My blue-collar dad, who started a plumbing business, instilled in me the value of education. Though he died when I was fifteen, I continue to hear his resolute wisdom which aided my career decisions for nearly five decades. My career as an educator, culminating with a Ph.D., afforded me bountiful opportunities to fulfill my passion to ensure access to high quality education for children with learning and emotional disabilities. Throughout my career, I led teams as the ‘boss’ which included developing programs, proposing regulations, overseeing budgets, and supervising a varied workforce.
I expected two outcomes from staff: utmost accountability with the sole purpose to improve academic and social outcomes for children with disabilities, and implementing solutions to the obstacles to our purpose, regardless of its inconvenience to staff and its disruption to the status quo. I never would imagine that these two outcomes would intersect when I was diagnosed with stage 3C breast cancer.
My advanced stage cancer diagnosis, within weeks of my 11th normal mammogram, catapulted me to another life-altering purpose, providing women equal access to an early breast cancer diagnosis, regardless of race, culture, income, educational level and breast tissue composition.
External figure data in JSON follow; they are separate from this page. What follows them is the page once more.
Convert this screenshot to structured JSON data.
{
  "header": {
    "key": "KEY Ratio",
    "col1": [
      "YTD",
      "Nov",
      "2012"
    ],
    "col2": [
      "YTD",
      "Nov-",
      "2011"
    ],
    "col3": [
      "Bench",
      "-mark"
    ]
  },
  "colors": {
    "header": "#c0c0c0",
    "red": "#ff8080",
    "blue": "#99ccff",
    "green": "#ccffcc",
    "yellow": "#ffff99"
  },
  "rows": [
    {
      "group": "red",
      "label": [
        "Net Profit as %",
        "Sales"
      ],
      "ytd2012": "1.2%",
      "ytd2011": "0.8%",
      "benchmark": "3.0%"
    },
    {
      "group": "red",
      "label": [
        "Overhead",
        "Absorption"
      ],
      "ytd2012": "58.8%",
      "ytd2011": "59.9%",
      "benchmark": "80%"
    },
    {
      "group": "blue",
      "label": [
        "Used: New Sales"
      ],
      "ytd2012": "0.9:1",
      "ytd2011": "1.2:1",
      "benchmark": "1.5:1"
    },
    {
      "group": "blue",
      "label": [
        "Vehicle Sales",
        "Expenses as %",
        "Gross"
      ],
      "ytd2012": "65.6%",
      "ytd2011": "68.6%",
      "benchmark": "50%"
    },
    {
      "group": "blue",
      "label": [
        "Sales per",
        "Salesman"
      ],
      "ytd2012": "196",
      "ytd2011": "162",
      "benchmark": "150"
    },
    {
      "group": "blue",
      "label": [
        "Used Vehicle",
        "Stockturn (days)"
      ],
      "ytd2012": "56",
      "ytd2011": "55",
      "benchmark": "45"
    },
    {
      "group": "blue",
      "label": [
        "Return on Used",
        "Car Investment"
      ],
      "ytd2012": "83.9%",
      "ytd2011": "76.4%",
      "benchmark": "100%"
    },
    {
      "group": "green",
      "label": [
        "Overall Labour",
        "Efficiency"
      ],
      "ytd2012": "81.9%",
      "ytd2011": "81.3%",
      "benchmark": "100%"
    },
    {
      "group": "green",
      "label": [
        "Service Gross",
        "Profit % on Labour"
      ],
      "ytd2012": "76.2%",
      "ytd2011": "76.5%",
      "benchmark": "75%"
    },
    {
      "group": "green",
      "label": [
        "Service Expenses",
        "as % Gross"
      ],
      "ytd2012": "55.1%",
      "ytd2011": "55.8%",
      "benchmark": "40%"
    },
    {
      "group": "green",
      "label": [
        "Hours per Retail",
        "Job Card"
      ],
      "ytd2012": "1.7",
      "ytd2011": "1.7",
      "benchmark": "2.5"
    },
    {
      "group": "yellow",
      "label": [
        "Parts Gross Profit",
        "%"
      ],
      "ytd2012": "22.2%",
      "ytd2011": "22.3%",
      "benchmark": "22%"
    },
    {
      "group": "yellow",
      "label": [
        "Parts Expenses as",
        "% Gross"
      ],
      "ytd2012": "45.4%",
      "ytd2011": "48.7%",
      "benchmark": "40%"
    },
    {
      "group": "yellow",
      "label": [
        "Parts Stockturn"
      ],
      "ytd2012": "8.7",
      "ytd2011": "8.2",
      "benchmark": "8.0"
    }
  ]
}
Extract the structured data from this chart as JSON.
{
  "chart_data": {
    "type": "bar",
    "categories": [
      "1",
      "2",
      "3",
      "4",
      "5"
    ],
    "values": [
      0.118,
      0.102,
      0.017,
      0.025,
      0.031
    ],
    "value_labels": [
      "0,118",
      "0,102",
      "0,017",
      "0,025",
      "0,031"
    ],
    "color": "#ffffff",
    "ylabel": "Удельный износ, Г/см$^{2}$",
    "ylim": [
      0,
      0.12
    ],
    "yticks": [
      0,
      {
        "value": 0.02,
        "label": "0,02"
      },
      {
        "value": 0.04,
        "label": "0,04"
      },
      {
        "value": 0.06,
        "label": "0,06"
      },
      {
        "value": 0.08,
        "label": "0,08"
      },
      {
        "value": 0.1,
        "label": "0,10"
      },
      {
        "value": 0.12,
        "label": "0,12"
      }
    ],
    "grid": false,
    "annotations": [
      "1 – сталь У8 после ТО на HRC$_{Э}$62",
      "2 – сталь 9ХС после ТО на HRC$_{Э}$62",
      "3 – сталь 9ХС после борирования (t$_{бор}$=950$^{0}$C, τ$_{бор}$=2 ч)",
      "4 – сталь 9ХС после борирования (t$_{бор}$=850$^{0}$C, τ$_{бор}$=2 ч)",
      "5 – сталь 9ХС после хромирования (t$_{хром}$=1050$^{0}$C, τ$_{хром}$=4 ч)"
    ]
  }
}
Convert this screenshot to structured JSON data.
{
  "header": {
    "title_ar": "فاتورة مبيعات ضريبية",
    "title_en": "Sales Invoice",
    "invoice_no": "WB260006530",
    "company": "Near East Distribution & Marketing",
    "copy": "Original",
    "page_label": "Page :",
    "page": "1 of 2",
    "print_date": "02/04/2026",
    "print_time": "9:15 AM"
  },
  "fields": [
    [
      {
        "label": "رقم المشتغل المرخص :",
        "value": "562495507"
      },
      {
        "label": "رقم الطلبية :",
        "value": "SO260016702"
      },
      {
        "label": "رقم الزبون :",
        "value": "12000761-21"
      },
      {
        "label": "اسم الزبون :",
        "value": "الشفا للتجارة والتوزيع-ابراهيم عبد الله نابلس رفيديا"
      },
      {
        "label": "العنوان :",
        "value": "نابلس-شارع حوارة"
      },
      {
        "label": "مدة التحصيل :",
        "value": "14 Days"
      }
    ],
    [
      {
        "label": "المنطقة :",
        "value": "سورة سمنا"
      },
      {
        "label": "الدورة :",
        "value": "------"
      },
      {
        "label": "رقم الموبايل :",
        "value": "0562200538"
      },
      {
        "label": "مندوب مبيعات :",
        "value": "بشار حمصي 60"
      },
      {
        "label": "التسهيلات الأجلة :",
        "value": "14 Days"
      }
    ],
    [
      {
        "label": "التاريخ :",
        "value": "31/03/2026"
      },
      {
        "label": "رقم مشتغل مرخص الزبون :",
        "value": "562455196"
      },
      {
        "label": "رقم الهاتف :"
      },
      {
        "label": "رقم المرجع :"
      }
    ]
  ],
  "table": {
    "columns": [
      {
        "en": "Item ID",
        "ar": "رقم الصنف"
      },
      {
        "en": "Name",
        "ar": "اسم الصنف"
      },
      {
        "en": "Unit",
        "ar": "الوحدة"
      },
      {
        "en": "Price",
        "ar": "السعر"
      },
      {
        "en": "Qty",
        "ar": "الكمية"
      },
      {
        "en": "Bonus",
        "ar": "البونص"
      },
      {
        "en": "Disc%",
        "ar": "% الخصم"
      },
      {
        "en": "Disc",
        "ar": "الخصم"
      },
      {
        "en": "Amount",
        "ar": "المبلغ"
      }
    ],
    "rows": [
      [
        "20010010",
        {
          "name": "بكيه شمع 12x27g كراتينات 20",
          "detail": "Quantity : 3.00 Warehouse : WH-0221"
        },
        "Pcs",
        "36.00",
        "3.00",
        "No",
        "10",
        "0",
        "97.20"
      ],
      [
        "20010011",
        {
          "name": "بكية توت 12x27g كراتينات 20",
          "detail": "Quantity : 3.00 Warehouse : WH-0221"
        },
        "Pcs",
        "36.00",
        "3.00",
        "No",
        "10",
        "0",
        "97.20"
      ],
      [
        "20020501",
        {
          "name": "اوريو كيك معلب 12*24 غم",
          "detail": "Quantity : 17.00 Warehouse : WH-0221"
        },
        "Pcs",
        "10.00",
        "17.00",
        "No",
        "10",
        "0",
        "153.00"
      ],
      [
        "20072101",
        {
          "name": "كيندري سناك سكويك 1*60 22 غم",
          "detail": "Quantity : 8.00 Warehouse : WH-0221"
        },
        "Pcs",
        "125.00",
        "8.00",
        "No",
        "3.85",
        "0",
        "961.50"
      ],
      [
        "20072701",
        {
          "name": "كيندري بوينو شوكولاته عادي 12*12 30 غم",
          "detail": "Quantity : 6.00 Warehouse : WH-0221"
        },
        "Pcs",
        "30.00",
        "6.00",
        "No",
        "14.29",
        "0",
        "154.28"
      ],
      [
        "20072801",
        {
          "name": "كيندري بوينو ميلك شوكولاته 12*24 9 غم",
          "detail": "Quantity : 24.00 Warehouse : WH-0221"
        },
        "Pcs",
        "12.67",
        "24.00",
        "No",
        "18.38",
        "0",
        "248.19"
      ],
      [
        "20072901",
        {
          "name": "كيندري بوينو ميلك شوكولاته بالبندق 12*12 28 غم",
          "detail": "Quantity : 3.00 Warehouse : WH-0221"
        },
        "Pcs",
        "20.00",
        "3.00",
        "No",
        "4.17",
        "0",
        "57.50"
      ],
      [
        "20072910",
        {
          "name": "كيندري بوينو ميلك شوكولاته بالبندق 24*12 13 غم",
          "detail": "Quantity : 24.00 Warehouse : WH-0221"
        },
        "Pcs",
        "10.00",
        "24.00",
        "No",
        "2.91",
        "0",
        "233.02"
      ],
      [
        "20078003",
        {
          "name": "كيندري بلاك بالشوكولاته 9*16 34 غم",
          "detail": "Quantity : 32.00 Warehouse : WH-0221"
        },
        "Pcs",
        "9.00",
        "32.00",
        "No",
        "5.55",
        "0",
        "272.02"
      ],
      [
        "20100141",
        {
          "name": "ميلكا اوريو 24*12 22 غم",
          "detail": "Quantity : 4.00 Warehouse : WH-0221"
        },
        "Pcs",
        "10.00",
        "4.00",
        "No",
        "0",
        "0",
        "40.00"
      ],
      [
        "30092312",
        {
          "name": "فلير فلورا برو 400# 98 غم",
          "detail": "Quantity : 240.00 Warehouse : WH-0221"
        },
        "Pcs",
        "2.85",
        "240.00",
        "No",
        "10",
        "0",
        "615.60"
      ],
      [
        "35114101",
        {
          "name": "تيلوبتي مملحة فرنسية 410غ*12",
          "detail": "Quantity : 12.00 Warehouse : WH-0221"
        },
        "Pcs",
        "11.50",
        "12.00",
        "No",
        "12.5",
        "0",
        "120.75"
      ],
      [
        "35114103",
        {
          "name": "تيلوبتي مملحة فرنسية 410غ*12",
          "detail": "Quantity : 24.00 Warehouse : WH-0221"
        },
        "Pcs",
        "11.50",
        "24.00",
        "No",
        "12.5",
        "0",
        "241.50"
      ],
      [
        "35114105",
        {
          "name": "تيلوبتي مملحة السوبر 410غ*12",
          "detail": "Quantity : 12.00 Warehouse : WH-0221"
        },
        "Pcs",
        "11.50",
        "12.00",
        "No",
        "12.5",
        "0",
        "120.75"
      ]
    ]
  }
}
As chronicled in Who’s the Boss of our Breast Health Information, the culprit of my missed, delayed and advanced cancer was finally revealed after questioning my team of docs as to how my cancer could have metastasized to 13 lymph nodes when I never missed a mammography appointment. It was only upon my persistent inquiry that my dense breast tissue was disclosed with its potentially fatal impact of masking cancer on mammogram for years. I also uncovered a decade of scientific studies concluding that having dense breast tissue is the strongest predictor of the failure of mammography to detect cancer.
While not mandated by legislation, I discovered that radiologists have been reporting for decades a woman’s breast tissue composition in a report to her referring physician that, most likely, she never sees. My goal was to include this information with her mammography reporting results for shared screening decision making. I never anticipated that a few sentences in the patient’s mammography results would cause so much consternation among the medical community. The same tired reasons I heard since my diagnosis against disclosing a woman’s breast tissue composition, as outlined in my 2013 JACR publication, are still being peddled today.
A recent study reported its results of the variation in the reporting of breast tissue composition among radiologists. Radiologists have reported this variation in prior studies dating back to 1998. The variability of breast density is no different from other features in mammographic interpretation. Studies have recommended the education and training of radiologists to reduce variability in both density reporting and other mammographic breast imaging (Bi-rads) categories. Additionally, since 2008, commercially available density reporting software to standardize the reporting of breast tissue composition have been cleared by the FDA, thus reducing variability among radiologists.
The sole purpose of breast cancer screening is to find cancer at its earliest stage. Research confirms that Early Matters as tumor size and lymph node involvement, even in light of recent advancements in treatments, still influence survival. The multi-site ASTOUND study results, which added 3D mammography (tomosynthesis) and ultrasound to 3,231 women with 2D ‘normal’ mammography results and dense breasts, reported the detected of an additional 24 cancers (23 invasive). Thirty-two percent of the cancers invisible on 2D mammography had lymph node metastases. Tomosynthesis detected 13 of the 24 cancers, while ultrasound detected 23. Eight of the 11 cancers not seen on tomosynthesis were women with heterogeneously dense breasts.
The randomized controlled trials of mammography concluded that the magnitude of the reductions of advanced disease and node involvement was associated with the magnitude of reduction in mortality. Utilizing solutions to the challenges of screening dense breasts must trump any inconvenience to staff and its disruption to the status quo. Choosing winners and losers by recommending to policy makers the disclosure of only extremely dense tissue to patients because of inconvenience, even when solutions abound, is woefully out of touch with the sole purpose of screening. Until the breast screening community embraces tailored screening for women with dense breast tissue to reduce risk of advanced disease, preventable fatalities will continue.